Hip Labral Tear
「レントゲン異常なし」でも股関節の奥が痛い原因
股関節唇(かんせつしん)とは、骨盤の受け皿(寛骨臼)のふちを取り囲む線維軟骨の輪です。この関節唇が断裂・損傷した状態が「股関節唇損傷」です。
股関節唇には関節面を広げて骨頭を安定させる・衝撃を吸収するクッション・関節液を保持して軟骨を守るという3つの重要な役割があります。
レントゲンには映らないため見落とされやすく、「異常なし」と言われながら痛みが続くケースが多い疾患です。
大腿骨頭の形が丸くない(Cam型)または受け皿が深すぎる(Pincer型)場合、動くたびに関節唇に異常な力がかかる。
スポーツ(サッカー・ゴルフ・ダンス)や和式トイレ・正座など、股関節を深く曲げる動作の繰り返しで関節唇が少しずつ傷む。
転倒・スポーツ中の衝突などで突然に損傷することもある。
関節唇のクッション機能が失われると軟骨への負荷が増大し、長期的に変形性股関節症に進行するリスクがある。
発育性股関節形成不全(受け皿が浅い)がある場合、骨頭が不安定で関節唇に過剰な負担がかかりやすい。
まず3〜6ヶ月の保存療法を行います。
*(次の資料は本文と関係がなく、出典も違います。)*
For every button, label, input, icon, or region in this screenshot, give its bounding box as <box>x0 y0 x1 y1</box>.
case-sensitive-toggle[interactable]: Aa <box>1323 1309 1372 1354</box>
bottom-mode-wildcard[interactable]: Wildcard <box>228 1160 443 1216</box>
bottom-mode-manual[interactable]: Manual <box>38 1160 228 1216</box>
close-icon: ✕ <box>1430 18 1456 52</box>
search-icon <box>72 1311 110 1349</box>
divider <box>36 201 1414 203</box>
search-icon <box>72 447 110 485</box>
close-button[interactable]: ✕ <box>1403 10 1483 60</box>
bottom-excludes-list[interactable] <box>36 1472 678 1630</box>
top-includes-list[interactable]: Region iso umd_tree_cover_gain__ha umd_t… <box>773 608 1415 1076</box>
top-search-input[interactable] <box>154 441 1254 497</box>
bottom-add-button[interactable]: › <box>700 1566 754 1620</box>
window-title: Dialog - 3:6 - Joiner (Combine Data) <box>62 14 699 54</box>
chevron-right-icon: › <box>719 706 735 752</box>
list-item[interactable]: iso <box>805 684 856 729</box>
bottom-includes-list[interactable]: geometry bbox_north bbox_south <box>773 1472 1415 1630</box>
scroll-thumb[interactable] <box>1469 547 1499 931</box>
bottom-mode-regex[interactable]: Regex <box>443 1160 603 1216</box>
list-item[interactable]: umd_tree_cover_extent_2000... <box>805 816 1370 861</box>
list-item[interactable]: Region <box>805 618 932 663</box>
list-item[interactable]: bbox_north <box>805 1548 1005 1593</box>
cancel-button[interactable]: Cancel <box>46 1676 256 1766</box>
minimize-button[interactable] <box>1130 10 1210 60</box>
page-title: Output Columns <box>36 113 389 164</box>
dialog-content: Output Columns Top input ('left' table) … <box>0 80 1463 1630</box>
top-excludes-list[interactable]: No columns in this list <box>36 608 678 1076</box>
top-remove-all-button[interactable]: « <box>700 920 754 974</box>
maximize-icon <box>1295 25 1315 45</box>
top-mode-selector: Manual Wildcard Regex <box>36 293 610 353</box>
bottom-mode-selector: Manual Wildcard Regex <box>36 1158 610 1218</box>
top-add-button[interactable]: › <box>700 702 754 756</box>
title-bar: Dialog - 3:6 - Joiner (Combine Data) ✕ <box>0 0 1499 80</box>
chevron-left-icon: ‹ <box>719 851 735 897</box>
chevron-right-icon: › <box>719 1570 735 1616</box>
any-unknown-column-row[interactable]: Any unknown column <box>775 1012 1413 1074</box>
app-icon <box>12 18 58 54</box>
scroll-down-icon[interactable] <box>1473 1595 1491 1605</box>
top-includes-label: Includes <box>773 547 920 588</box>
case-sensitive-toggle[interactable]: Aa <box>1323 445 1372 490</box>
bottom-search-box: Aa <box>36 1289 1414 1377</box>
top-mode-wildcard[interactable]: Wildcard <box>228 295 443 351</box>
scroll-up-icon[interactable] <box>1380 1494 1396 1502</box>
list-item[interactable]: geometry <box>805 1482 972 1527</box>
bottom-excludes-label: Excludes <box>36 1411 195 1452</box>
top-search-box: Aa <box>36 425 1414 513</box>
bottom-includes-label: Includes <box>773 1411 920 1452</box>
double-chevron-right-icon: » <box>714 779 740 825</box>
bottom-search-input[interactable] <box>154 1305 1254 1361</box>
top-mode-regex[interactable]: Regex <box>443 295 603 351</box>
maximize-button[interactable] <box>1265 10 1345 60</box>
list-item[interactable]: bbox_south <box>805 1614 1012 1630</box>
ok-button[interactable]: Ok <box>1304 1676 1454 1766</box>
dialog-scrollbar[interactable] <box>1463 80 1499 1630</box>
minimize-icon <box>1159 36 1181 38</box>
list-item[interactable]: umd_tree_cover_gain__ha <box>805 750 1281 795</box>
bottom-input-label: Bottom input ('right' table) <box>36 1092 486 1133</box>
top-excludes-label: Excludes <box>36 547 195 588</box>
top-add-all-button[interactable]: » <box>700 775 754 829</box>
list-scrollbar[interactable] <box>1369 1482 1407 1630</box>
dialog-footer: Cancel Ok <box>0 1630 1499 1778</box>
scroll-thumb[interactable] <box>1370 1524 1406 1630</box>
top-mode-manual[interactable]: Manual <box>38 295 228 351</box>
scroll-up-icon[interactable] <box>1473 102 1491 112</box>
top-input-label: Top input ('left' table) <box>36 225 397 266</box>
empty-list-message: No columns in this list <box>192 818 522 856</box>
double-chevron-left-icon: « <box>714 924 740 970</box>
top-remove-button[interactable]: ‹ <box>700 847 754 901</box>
保存療法で疼痛が緩和する方が多いと報告されていますが、報告により改善率にはばらつきがあります。保存療法が無効な場合は股関節鏡手術が選択肢となり、術後3〜6ヶ月での本格復帰が目安です。
放置すると変形性股関節症に進行するリスク
股関節唇は軟骨を守るクッションの役割を担っています。損傷を放置すると軟骨への負担が増大し、長期的に変形性股関節症に進行するリスクがあります。「レントゲン異常なし」でも3ヶ月以上続く股関節痛はMRI検査をお勧めします。